Я улыбнулся вежливо, по, признаюсь, снисходительно:
— Да, сударь, мне приходилось отдавать людей правосудию — в тех случаях, когда личность злодея была установлена и мне вменялось найти его. Или же бывало так, что преступник оставался неизвестен, но свидетели докладывали об особых приметах — скажем, шрам над правым глазом и отсутствующий большой палец. Имея такие сведения, я могу задавать вопросы людям, которые, возможно, знают этого человека, и таким образом выяснить его имя, привычки и в конечном итоге место его нахождения. Если отталкиваться от вашего предположения, что делать на втором этапе? Где те люди, которым я мог бы задать вопросы?

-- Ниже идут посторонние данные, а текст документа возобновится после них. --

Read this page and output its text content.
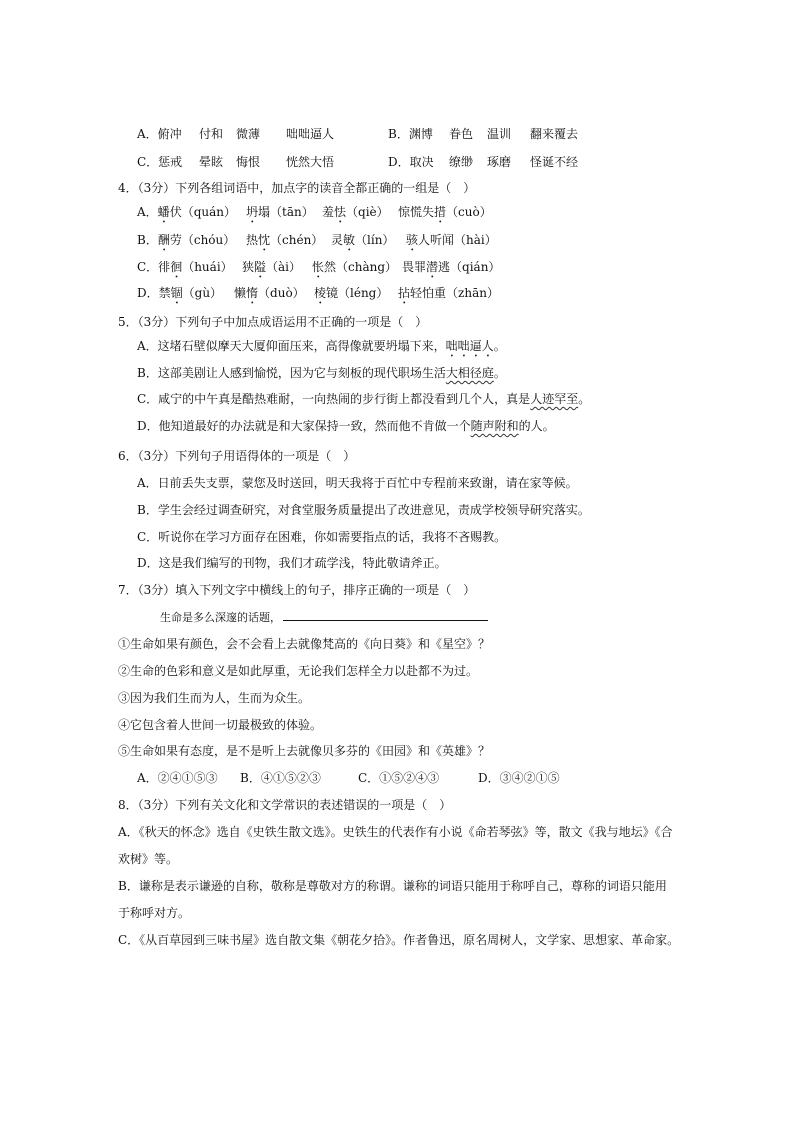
A．俯冲 付和 微薄 咄咄逼人	B．渊博 眷色 温训 翻来覆去
C．惩戒 晕眩 悔恨 恍然大悟	D．取决 缭缈 琢磨 怪诞不经
4．（3分）下列各组词语中，加点字的读音全都正确的一组是（　）
A．蟠伏（quán） 坍塌（tān） 羞怯（qiè） 惊慌失措（cuò）
B．酬劳（chóu） 热忱（chén） 灵敏（lín） 骇人听闻（hài）
C．徘徊（huái） 狭隘（ài） 怅然（chàng） 畏罪潜逃（qián）
D．禁锢（gù） 懒惰（duò） 棱镜（léng） 拈轻怕重（zhān）
5．（3分）下列句子中加点成语运用不正确的一项是（　）
A．这堵石壁似摩天大厦仰面压来，高得像就要坍塌下来，咄咄逼人。
B．这部美剧让人感到愉悦，因为它与刻板的现代职场生活大相径庭。
C．咸宁的中午真是酷热难耐，一向热闹的步行街上都没看到几个人，真是人迹罕至。
D．他知道最好的办法就是和大家保持一致，然而他不肯做一个随声附和的人。
6．（3分）下列句子用语得体的一项是（　）
A．日前丢失支票，蒙您及时送回，明天我将于百忙中专程前来致谢，请在家等候。
B．学生会经过调查研究，对食堂服务质量提出了改进意见，责成学校领导研究落实。
C．听说你在学习方面存在困难，你如需要指点的话，我将不吝赐教。
D．这是我们编写的刊物，我们才疏学浅，特此敬请斧正。
7．（3分）填入下列文字中横线上的句子，排序正确的一项是（　）
生命是多么深邃的话题，
①生命如果有颜色，会不会看上去就像梵高的《向日葵》和《星空》？
②生命的色彩和意义是如此厚重，无论我们怎样全力以赴都不为过。
③因为我们生而为人，生而为众生。
④它包含着人世间一切最极致的体验。
⑤生命如果有态度，是不是听上去就像贝多芬的《田园》和《英雄》？
A．②④①⑤③ B．④①⑤②③	C．①⑤②④③	D．③④②①⑤
8．（3分）下列有关文化和文学常识的表述错误的一项是（　）
A．《秋天的怀念》选自《史铁生散文选》。史铁生的代表作有小说《命若琴弦》等，散文《我与地坛》《合
欢树》等。
B．谦称是表示谦逊的自称，敬称是尊敬对方的称谓。谦称的词语只能用于称呼自己，尊称的词语只能用
于称呼对方。
C．《从百草园到三味书屋》选自散文集《朝花夕拾》。作者鲁迅，原名周树人，文学家、思想家、革命家。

— Я поражен вашими методами, Уивер. — Он сделал паузу, возможно, чтобы побороть свою неприязнь. — Я ничего не могу сказать вам ни по поводу второго этапа, ни по поводу жуликов, с которыми вам следует говорить относительно убийства моего отца. Это ваше дело. Но полагаю, вы сочтете дело достаточно интересным, чтобы получить от меня двадцать фунтов. Какое-то время я молчал. Мне чрезвычайно хотелось выпроводить этого человека, поскольку я давно старался всеми силами избегать каких-либо контактов со своей семьей. Двадцать фунтов были для меня немалыми деньгами, и я боялся страшного часа расплаты, но тем не менее понимал, что нуждаюсь в каком-то внешнем толчке, который заставил бы меня пойти на возобновление отношений с теми, кем я столь долго пренебрегал. Было еще кое-что. Тогда я еще не мог объяснить почему, но меня манила перспектива заняться столь трудным делом. Я понял, что Бальфур, несмотря на всю резкость своих высказываний, прав. Если совершено преступление, логично предположить, что оно может быть раскрыто. Мне также нравилось думать, как успех в раскрытии подобного дела мог бы отразиться на моей репутации.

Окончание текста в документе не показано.